Guggenheim’s Joan Young wrote this about the non-objectivity of Still’s work: “The patches of earth tones in many canvases have been interpreted as organic shapes: parched riverbeds, frozen wastelands, swamps, and even flayed skin. Wishing to avoid the possibility of such associations, Still left his paintings untitled, or identified them simply by the year of their creation. Evocative titles, in the artist’s opinion, might influence the viewer’s experience as they contemplate the palpable tension and sense of the infinite that can be found within the canvas.”
Abstract Expressionism, also known as Post War Art, is an art historical movement associated with a specific group of artists living and working primarily in New York City right after WWII. And while most of the artists associated with the movement did in fact work in NY, several prominent artists, including Richard Diebenkorn, Edward Dunmore, Hassel Smith, Frank Lobdell, and Clyfford Still established their artistic and academic practices in the San Francisco Bay Area and subsequently became known as the Bay Area Abstract Expressionists.
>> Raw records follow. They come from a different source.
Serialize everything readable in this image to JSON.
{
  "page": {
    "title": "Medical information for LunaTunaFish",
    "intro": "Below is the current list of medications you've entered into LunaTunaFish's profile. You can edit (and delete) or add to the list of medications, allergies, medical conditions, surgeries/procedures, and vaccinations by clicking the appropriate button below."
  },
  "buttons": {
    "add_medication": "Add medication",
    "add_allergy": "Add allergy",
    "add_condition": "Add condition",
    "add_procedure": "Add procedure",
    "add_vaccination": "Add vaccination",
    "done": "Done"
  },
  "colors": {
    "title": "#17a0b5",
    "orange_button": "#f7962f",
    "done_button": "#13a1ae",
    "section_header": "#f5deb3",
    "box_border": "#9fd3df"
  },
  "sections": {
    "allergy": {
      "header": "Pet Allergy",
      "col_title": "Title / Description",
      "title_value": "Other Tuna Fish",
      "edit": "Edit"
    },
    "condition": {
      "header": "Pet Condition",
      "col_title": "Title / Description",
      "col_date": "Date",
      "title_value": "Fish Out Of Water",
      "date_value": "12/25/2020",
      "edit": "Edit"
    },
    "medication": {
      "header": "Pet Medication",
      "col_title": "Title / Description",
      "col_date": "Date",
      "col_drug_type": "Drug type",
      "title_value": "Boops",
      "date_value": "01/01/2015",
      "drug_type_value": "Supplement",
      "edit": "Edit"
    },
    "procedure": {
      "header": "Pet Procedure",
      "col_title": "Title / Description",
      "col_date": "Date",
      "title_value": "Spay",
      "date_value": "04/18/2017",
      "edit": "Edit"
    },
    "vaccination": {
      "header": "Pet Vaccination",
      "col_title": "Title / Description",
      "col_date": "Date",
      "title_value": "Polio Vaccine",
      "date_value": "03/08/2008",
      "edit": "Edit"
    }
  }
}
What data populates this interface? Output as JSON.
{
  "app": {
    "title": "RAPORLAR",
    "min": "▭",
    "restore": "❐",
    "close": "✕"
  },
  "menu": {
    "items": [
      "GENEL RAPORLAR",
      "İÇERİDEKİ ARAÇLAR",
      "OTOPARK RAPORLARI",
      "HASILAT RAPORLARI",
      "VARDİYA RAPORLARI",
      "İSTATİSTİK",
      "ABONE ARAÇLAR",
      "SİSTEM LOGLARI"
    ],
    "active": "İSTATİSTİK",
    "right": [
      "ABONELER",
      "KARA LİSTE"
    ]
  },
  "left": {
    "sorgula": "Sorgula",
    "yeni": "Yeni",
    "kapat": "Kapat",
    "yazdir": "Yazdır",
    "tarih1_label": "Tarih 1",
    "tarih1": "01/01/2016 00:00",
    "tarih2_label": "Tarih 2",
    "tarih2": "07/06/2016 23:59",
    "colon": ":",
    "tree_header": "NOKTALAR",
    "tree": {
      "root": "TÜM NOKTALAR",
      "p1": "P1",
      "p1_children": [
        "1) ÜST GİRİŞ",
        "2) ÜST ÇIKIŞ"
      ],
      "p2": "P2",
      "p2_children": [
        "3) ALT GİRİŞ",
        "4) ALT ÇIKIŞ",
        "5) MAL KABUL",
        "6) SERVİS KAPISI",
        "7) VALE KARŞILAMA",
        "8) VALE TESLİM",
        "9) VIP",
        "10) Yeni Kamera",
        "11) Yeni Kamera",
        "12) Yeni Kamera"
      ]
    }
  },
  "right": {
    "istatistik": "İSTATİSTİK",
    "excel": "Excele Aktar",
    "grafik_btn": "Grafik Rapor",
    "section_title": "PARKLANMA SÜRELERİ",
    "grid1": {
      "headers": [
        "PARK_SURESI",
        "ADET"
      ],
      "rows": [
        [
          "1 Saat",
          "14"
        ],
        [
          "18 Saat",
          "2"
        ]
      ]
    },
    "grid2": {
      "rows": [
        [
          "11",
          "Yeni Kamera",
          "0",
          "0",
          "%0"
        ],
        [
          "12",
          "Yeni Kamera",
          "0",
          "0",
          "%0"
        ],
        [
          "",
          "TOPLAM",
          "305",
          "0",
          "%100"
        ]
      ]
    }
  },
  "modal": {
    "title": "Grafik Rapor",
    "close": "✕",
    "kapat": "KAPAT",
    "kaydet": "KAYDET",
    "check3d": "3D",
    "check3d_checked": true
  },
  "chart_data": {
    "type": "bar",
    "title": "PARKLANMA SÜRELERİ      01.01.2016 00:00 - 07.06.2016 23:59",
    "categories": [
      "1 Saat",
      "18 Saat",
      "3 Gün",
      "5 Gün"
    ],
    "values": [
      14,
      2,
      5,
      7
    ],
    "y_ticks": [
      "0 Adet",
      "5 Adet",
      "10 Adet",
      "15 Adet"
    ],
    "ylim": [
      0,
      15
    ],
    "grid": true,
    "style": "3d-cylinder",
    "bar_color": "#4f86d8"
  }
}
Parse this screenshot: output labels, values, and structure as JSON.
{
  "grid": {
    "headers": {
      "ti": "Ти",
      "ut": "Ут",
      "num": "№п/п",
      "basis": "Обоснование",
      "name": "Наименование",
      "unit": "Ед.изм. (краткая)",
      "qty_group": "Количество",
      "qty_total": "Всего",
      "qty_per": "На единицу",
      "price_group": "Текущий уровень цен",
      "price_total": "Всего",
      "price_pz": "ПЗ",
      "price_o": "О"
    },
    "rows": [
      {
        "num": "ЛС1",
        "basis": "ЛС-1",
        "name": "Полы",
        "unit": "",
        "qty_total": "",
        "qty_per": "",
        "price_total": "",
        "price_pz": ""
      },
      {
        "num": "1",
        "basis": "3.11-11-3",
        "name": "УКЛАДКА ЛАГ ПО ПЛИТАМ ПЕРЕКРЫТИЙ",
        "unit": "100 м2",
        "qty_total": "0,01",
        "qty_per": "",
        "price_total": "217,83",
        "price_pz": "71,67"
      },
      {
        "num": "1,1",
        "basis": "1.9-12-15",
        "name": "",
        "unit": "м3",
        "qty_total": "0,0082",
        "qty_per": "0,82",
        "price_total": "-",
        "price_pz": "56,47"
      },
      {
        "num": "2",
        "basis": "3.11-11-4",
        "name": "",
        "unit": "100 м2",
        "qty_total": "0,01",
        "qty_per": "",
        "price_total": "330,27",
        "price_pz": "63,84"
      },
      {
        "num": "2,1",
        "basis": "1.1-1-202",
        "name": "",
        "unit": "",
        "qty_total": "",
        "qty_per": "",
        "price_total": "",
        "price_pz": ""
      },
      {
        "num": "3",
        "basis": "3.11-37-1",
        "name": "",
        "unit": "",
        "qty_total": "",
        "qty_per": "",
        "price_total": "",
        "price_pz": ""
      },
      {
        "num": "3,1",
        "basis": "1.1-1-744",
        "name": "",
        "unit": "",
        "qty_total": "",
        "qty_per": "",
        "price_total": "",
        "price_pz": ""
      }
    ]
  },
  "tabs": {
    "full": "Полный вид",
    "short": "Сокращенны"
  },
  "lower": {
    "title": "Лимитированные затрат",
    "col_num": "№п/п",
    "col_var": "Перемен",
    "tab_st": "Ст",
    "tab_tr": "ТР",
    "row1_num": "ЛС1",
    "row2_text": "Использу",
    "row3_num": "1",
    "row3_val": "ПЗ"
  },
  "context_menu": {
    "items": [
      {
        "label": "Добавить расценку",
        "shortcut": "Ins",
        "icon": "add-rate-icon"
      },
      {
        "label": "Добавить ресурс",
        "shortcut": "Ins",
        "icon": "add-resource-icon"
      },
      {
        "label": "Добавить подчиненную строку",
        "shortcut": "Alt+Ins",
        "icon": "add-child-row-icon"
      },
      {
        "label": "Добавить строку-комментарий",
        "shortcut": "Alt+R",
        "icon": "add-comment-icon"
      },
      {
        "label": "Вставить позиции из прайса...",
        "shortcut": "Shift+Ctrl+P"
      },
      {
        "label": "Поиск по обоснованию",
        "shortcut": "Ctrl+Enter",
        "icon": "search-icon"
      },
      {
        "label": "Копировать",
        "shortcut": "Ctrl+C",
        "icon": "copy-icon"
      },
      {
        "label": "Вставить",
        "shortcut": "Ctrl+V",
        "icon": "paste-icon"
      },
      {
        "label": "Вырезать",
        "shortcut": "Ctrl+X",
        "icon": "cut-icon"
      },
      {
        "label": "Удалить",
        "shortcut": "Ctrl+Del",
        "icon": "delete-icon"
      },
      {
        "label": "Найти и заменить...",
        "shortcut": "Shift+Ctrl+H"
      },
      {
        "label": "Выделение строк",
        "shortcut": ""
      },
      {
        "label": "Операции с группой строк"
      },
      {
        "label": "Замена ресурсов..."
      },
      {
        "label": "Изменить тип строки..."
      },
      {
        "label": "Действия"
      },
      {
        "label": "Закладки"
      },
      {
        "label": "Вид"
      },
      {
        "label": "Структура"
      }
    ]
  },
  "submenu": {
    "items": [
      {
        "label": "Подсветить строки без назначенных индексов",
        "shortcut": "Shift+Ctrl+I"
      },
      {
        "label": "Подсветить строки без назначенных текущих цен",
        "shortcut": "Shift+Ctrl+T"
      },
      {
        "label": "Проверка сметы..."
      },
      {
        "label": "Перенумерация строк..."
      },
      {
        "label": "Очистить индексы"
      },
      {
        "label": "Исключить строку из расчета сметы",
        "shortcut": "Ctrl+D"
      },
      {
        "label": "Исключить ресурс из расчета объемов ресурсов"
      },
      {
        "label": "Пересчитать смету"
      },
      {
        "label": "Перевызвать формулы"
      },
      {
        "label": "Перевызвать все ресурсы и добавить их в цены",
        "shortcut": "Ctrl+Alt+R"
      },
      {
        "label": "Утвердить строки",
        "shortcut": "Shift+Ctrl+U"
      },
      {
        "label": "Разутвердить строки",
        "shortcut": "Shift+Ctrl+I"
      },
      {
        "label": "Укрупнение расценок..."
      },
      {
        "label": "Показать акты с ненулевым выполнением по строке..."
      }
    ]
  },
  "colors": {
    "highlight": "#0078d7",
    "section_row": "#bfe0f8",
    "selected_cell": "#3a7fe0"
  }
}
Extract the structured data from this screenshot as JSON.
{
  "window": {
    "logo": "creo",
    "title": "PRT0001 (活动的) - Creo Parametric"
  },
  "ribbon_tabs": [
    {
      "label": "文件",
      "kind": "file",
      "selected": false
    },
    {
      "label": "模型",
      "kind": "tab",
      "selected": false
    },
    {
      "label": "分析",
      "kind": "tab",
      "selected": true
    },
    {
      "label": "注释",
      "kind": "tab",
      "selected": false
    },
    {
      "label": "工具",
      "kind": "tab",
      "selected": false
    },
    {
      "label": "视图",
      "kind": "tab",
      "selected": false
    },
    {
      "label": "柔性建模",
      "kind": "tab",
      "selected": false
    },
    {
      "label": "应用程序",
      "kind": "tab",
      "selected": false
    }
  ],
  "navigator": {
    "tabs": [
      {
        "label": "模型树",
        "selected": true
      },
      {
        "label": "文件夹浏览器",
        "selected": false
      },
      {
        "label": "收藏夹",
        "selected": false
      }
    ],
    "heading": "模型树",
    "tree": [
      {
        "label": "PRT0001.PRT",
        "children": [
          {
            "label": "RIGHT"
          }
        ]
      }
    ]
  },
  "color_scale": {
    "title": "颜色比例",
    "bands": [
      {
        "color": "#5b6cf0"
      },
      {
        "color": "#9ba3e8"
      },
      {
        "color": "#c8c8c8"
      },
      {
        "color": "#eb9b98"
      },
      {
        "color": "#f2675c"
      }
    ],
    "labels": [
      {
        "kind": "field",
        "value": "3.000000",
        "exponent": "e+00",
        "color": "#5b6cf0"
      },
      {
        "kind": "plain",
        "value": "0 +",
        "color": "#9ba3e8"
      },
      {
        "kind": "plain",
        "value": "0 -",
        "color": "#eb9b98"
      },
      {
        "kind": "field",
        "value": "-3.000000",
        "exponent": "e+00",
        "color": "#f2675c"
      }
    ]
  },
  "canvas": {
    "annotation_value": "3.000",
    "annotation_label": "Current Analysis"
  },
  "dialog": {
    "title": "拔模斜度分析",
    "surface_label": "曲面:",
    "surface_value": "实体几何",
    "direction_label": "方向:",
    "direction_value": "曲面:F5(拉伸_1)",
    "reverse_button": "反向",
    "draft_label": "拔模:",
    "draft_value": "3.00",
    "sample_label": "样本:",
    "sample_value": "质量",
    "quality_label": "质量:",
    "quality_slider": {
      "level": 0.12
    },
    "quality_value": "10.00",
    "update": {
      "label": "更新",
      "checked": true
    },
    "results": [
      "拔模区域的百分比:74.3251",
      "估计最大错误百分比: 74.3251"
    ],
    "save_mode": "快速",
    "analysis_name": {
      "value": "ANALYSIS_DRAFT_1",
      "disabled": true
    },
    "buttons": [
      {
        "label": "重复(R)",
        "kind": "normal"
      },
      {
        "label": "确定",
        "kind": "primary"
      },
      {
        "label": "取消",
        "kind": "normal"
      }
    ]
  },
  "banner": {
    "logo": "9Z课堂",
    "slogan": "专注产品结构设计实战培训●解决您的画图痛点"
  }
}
In 1944 – the year Clyfford Still completed 1944-N No. 2, Jackson Pollock – probably the best-known American Abstract Expressionist painter of the 20th century, was still searching for his signature style and was a year or so away from creating his first drip painting. Another interesting fact about Still, and the likely reason behind the “No.2” in the painting’s title, is that Still was known to work in series, often creating closely-related compositions he called “Replicas”, which is a testament to a deliberate, contemplative and cognitive creative process, one that is in direct contrast to the commonly held notion of Abstract Expressionist canvases being the result of impulsive and emotional creativity. “Making additional versions is an act I consider necessary when I believe the importance of the idea or break-through merits survival on more than one stretch of canvas.” — Clyfford Still.
Some 90+% of Still’s paintings are in the collection of the Clyfford Still Museum in Denver, CO.